Il sequestro preventivo per reati tributari travolge gli interessi del ceto creditorio fallimentare e non richiede una specifica motivazione sul periculum in mora.

Segnalo la sentenza di legittimità numero 5255/2023 depositata il 07/02/2023, resa dalla Suprema Corte – sezione terza penale, che ha affrontato il tema giuridico dei rapporti tra il sequestro preventivo del profitto del reato tributario e gli interessi del ceto creditorio della procedura fallimentare frustrati dall’esecuzione della predetta misura cautelare reale, sul quale esiste un significativo contrasto giurisprudenziale che, auspicabilmente, dovrà essere composto dall’intervento nomofilattico delle Sezioni Unite Penali.   

Nel caso di specie, il Giudice per le indagini preliminari del Tribunale di Trani disponeva il  sequestro preventivo, finalizzato alla confisca diretta, per l’importo di euro 957.869,24, quale profitto del reato di cui all’art.10-bis del d.lgs. n.74 del 2000, eseguito sulla liquidità entrata nella disponibilità della procedura concorsuale. 

Il locale Tribunale cautelare rigettava la richiesta di riesame, aderendo all’orientamento giurisprudenziale secondo il quale, il patrimonio dell’imprenditore individuale o dell’ente fallito (ora destinatario della sentenza dichiarativa dell’insolvenza secondo la definizione del Codice della Crisi di Impresa), entrato nella disponibilità della curatela, non può considerarsi come facente parte del patrimonio di soggetto estraneo al reato, perché terzo rispetto alla persona indagata/imputata od alla compagine fallita.

La difesa della curatela fallimentare interponeva ricorso per cassazione contestando sia l’esecuzione della misura sul patrimonio della curatela con richiamo degli arresti giurisprudenziali che escludono tale possibilità facendo leva sul concetto di terzietà del soggetto (la procedura concorsuale) che subisce la misura, sia la mancanza di motivazione in ordine alle ragioni di urgenza poste a fondamento della misura cautelare che anticipa, seppure temporaneamente, l’effetto della confisca che consegue allapronuncia definiva di una sentenza di condanna o di applicazione pena su richiesta delle parti.

La Corte di legittimità ha rigettato il ricorso ritenendolo destituito di fondamento,  statuendo quanto segue in replica alla censura di omessa motivazione sul periculum in mora da parte del G.I.P. e poi del Collegio cautelare di merito: 

“Il secondo motivo è infondato.

Non vi è dubbio che l’ordinanza impugnata sia errata in punto di diritto nella parte in cui ritiene superflua la motivazione sulla necessità di anticipare gli effetti della confisca. 

Infatti, deve ribadirsi che il provvedimento di sequestro preventivo di cui all’art. 321, comma 2, cod. proc. pen., finalizzato alla confisca, deve contenere la concisa motivazione anche del periculum in mora, da rapportare alle ragioni che rendono necessaria l’anticipazione dell’effetto ablativo della confisca rispetto alla definizione del giudizio, salvo restando che, nelle ipotesi di sequestro delle cose la cui fabbricazione, uso, porto, detenzione o alienazione costituisca reato, la motivazione può riguardare la sola appartenenza del bene al novero di quelli confiscabili ex lege (Sez.

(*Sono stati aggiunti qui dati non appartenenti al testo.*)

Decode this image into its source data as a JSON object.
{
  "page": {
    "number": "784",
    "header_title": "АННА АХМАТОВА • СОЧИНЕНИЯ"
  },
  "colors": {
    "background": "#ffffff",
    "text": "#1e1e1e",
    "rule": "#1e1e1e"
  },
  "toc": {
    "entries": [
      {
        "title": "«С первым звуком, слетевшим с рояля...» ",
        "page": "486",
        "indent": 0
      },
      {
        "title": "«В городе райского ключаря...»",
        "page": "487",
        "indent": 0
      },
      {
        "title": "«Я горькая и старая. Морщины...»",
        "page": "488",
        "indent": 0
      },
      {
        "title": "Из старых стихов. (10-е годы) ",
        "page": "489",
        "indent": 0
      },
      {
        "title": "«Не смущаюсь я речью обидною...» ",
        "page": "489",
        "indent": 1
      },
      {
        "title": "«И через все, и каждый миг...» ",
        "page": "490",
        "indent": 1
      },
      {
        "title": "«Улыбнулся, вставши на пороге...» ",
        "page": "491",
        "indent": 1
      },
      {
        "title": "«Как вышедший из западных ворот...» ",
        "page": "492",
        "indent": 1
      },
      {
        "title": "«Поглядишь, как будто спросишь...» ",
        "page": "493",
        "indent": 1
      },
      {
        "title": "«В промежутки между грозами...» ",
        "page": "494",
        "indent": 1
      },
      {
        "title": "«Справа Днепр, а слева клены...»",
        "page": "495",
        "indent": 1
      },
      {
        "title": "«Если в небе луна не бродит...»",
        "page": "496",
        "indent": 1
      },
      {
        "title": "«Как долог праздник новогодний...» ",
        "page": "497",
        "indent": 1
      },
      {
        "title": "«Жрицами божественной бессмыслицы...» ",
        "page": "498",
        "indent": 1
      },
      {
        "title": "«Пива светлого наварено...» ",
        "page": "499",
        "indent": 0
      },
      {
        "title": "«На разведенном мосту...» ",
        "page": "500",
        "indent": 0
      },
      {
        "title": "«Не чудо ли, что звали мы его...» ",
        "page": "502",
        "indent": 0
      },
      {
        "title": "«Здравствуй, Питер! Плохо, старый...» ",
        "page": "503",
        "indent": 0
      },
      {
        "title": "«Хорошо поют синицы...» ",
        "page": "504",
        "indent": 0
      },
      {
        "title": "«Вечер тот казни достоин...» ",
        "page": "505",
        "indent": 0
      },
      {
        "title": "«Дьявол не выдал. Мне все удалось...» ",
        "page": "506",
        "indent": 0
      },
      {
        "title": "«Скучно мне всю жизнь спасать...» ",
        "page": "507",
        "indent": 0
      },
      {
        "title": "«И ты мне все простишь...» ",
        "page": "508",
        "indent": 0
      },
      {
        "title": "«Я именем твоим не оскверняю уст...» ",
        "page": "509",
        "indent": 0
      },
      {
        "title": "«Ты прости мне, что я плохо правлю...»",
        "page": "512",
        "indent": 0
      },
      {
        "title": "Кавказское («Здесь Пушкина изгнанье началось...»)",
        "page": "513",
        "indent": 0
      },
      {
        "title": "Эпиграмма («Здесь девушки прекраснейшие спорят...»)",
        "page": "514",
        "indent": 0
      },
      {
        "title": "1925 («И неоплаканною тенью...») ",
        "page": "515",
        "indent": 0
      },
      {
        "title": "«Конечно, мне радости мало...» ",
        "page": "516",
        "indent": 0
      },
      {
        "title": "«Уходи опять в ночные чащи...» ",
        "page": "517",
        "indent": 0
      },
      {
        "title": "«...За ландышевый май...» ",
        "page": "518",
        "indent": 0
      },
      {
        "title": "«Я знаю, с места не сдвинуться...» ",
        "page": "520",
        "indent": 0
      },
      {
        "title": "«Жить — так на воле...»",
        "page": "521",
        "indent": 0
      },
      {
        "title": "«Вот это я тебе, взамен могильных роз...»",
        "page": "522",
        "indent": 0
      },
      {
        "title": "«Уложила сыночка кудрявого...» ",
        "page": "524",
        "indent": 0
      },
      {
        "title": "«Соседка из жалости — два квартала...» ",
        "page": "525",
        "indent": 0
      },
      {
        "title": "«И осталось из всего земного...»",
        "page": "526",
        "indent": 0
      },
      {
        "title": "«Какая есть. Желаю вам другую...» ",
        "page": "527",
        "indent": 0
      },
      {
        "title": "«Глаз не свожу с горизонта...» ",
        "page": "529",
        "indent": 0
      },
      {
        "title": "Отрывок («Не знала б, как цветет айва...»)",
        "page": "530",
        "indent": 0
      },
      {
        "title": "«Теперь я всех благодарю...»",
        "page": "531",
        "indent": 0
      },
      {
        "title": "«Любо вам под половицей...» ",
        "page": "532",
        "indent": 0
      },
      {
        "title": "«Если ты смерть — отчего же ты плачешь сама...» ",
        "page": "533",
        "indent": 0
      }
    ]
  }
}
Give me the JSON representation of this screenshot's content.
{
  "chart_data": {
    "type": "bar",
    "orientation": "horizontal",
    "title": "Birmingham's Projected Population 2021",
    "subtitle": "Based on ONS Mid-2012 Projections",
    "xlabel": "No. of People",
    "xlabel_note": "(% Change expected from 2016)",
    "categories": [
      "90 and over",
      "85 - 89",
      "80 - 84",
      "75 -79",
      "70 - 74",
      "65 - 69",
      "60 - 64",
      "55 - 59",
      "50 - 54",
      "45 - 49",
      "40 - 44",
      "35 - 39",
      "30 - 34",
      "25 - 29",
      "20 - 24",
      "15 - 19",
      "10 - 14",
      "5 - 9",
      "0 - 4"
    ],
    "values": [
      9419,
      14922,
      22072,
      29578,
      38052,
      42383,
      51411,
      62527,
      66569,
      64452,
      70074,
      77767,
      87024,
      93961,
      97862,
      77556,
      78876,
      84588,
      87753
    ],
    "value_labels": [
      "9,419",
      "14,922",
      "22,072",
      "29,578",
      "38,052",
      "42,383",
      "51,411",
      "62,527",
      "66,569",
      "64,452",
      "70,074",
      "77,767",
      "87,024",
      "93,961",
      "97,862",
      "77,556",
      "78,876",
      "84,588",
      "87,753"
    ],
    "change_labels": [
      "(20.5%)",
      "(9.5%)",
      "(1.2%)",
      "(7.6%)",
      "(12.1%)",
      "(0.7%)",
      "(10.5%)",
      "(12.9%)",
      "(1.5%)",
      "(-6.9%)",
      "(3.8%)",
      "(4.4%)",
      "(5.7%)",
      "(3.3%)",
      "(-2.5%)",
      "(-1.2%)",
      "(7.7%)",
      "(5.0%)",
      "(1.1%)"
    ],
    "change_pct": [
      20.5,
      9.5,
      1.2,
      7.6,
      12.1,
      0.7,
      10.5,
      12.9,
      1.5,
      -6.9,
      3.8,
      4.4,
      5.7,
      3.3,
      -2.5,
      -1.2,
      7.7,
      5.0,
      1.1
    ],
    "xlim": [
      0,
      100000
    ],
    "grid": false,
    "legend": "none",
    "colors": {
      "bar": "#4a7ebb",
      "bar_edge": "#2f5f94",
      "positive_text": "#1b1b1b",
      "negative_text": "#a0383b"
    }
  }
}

U, n. 36959 del 24/06/2021, Rv. 281848). Né tale ultima ipotesi ricorre nel caso di specie.

Nondimeno, la necessità di anticipare l’effetto ablativo rispetto alla definizione del giudizio penale emerge dalla stessa situazione che si evince dagli atti e dalla prospettazione difensiva, essendo in corso una procedura fallimentare, che potrebbe portare – attraverso la distribuzione dell’attivo ai creditori – alla frustrazione, parziale o totale, della pretesa erariale assistita dalla confisca penale”.

By Claudio Ramelli © RIPRODUZIONE RISERVATA.